Beyond your own private responses, let me suggest an answer. We are here because of what I call the Easter Church, the Bedrock Church. The two-thousand year old church that continues to display quite persistent daily heroism. For over two-thousand years, ordinary people have done the deeds of love, forgiveness and compassion in the name of the risen Savior.

Perhaps you are here because you recognize the persistent presence of Christ. That in this Easter Church there is still the same bread and the same wine. The same teaching, the same scriptures, the same Gospel, the same baptism. There is the same forgiveness, the same quiet heroes, the same faith, hope and love. All in the name of the one who was raised 2000 years ago, and is with us today.

As we begin again, every year at the Easter Vigil a new spark is struck from the flint to light a new candle. New holy water is blessed, and new hosts are consecrated. We are beginning all over again, making all things new. Our Lord’s death and resurrection were the turning points in the history of creation: it made all things new.

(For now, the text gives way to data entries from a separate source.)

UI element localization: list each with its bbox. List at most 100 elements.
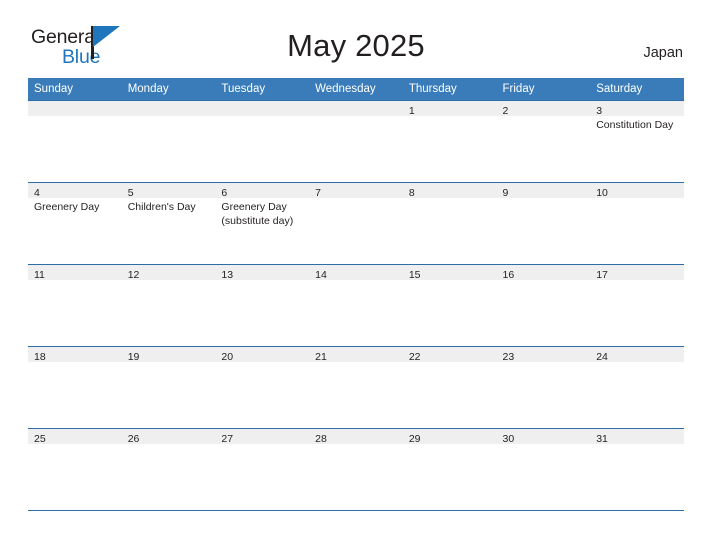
calendar-day-cell[interactable]: 29 — [402, 428, 497, 510]
day-number: 27 — [215, 429, 310, 445]
calendar-day-cell[interactable]: 9 — [496, 182, 591, 264]
calendar-day-cell[interactable]: 18 — [28, 346, 122, 428]
calendar-day-cell[interactable]: 3 Constitution Day — [590, 100, 684, 182]
calendar-day-cell[interactable]: 22 — [402, 346, 497, 428]
calendar-day-cell[interactable]: 17 — [590, 264, 684, 346]
day-cell-inner: 25 — [28, 428, 122, 510]
calendar-day-cell[interactable]: 10 — [590, 182, 684, 264]
calendar-page: General Blue May 2025 Japan Sunday Monday… — [0, 0, 712, 550]
calendar-week-row: 11 12 13 14 15 16 17 — [28, 264, 684, 346]
calendar-day-cell[interactable]: 13 — [215, 264, 310, 346]
calendar-day-cell[interactable]: 20 — [215, 346, 310, 428]
day-number: 26 — [121, 429, 216, 445]
calendar-day-cell[interactable]: 14 — [309, 264, 403, 346]
day-cell-inner: 29 — [402, 428, 497, 510]
day-number: 15 — [402, 265, 497, 281]
calendar-week-row: 18 19 20 21 22 23 24 — [28, 346, 684, 428]
day-number: 16 — [496, 265, 591, 281]
weekday-header-thursday: Thursday — [402, 78, 497, 100]
holiday-label: Constitution Day — [590, 116, 684, 133]
day-cell-inner: 18 — [28, 346, 122, 428]
weekday-header-saturday: Saturday — [590, 78, 684, 100]
day-cell-inner: 21 — [309, 346, 403, 428]
day-number: 21 — [309, 347, 403, 363]
calendar-header-row: Sunday Monday Tuesday Wednesday Thursday Frid… — [28, 78, 684, 100]
day-cell-inner: 19 — [121, 346, 216, 428]
day-number — [28, 101, 122, 116]
day-cell-inner: 8 — [402, 182, 497, 264]
day-cell-inner — [28, 100, 122, 182]
holiday-label: Children's Day — [122, 198, 216, 215]
calendar-day-cell[interactable]: 24 — [590, 346, 684, 428]
calendar-day-cell[interactable]: 30 — [496, 428, 591, 510]
weekday-header-monday: Monday — [121, 78, 216, 100]
holiday-line: (substitute day) — [221, 214, 294, 227]
holiday-label: Greenery Day — [28, 198, 122, 215]
day-number — [309, 101, 403, 116]
day-number — [215, 101, 310, 116]
day-cell-inner: 23 — [496, 346, 591, 428]
day-number: 24 — [590, 347, 684, 363]
calendar-day-cell[interactable]: 26 — [121, 428, 216, 510]
day-number: 22 — [402, 347, 497, 363]
day-number: 25 — [28, 429, 122, 445]
day-cell-inner: 15 — [402, 264, 497, 346]
day-cell-inner — [309, 100, 403, 182]
weekday-header-sunday: Sunday — [28, 78, 122, 100]
holiday-line: Greenery Day — [221, 201, 287, 213]
day-number: 29 — [402, 429, 497, 445]
day-cell-inner: 28 — [309, 428, 403, 510]
calendar-empty-cell — [28, 100, 122, 182]
calendar-bottom-rule — [28, 510, 684, 511]
day-number: 30 — [496, 429, 591, 445]
calendar-day-cell[interactable]: 15 — [402, 264, 497, 346]
weekday-header-friday: Friday — [496, 78, 591, 100]
day-cell-inner: 10 — [590, 182, 684, 264]
day-cell-inner: 12 — [121, 264, 216, 346]
page-header: General Blue May 2025 Japan — [0, 0, 712, 76]
day-number: 14 — [309, 265, 403, 281]
calendar-day-cell[interactable]: 25 — [28, 428, 122, 510]
day-number: 23 — [496, 347, 591, 363]
day-number: 2 — [496, 101, 591, 117]
day-number: 12 — [121, 265, 216, 281]
day-number: 17 — [590, 265, 684, 281]
day-number: 19 — [121, 347, 216, 363]
day-cell-inner: 13 — [215, 264, 310, 346]
day-cell-inner: 31 — [590, 428, 684, 510]
calendar-table: Sunday Monday Tuesday Wednesday Thursday Frid… — [28, 78, 684, 510]
calendar-day-cell[interactable]: 4 Greenery Day — [28, 182, 122, 264]
calendar-empty-cell — [121, 100, 216, 182]
calendar-day-cell[interactable]: 6 Greenery Day (substitute day) — [215, 182, 310, 264]
day-number: 28 — [309, 429, 403, 445]
calendar-day-cell[interactable]: 31 — [590, 428, 684, 510]
calendar-body: 1 2 3 Constitution Day 4 Greenery Day 5 Childre… — [28, 100, 684, 510]
calendar-day-cell[interactable]: 2 — [496, 100, 591, 182]
holiday-line: Constitution Day — [596, 119, 674, 131]
day-number: 5 — [121, 183, 216, 199]
day-number: 4 — [28, 183, 122, 199]
day-cell-inner: 30 — [496, 428, 591, 510]
day-cell-inner: 11 — [28, 264, 122, 346]
day-number: 9 — [496, 183, 591, 199]
calendar-day-cell[interactable]: 11 — [28, 264, 122, 346]
day-number: 20 — [215, 347, 310, 363]
day-number: 13 — [215, 265, 310, 281]
calendar-day-cell[interactable]: 28 — [309, 428, 403, 510]
day-number: 11 — [28, 265, 122, 281]
calendar-day-cell[interactable]: 16 — [496, 264, 591, 346]
calendar-day-cell[interactable]: 27 — [215, 428, 310, 510]
weekday-header-wednesday: Wednesday — [309, 78, 403, 100]
calendar-day-cell[interactable]: 21 — [309, 346, 403, 428]
calendar-day-cell[interactable]: 1 — [402, 100, 497, 182]
day-cell-inner: 24 — [590, 346, 684, 428]
calendar-day-cell[interactable]: 19 — [121, 346, 216, 428]
calendar-day-cell[interactable]: 12 — [121, 264, 216, 346]
calendar-day-cell[interactable]: 23 — [496, 346, 591, 428]
calendar-day-cell[interactable]: 7 — [309, 182, 403, 264]
day-cell-inner: 6 Greenery Day (substitute day) — [215, 182, 310, 264]
calendar-day-cell[interactable]: 8 — [402, 182, 497, 264]
day-cell-inner: 16 — [496, 264, 591, 346]
calendar-day-cell[interactable]: 5 Children's Day — [121, 182, 216, 264]
calendar-grid: Sunday Monday Tuesday Wednesday Thursday Frid… — [28, 78, 684, 511]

The resurrection is a pledge that one day every tomb, like the tomb of Christ, will be empty. That life will not die with death. Easter is not a one-man show. Jesus is alive. That is what brings us to church at Easter.

But He did not burst from the tomb for His own sake, to prove something like Houdini. His whole life was unique. He preached a twin message everyone could understand: Love God above all else; love your sister and brother as much as you love yourself.

He made enemies of the powerful because He put compassion above traditions, love above law, and people above things. He claimed a relationship with the Father so intimate that the scandalized took up stones to cast at Him for blasphemy. He proved His divinity by not only dying for us, but also rising for us. He came alive to give us life, and to share in God’s own life. Not only in the hereafter, but also in the here and now. That is important: it is not enough to have life, even God’s life, you must live it, feel it, and open up to it.

Jesus made it quite plain when He said, “I come that you might have life and have it abundantly.” Some of us are not concerned with the question of is there life after death, because they have not realized that there is life after birth. St. Paul tells us we are a new creation. We are radically different from what we would have been if Christ had not come, had not carried His cross to Calvary. Because of Christ, our life should be different.

Begin again! Make anew your relationship with Christ, and your life will also begin again, and you will be the new light in darkness.

And so we wish you a happy and blessed Easter. St. Paul reminds us: For us, life is Christ, and He has risen. The tomb is empty!” We praise You, O God, and we bless You. Because, by Your holy cross, You have redeemed the world. And that is why we are here.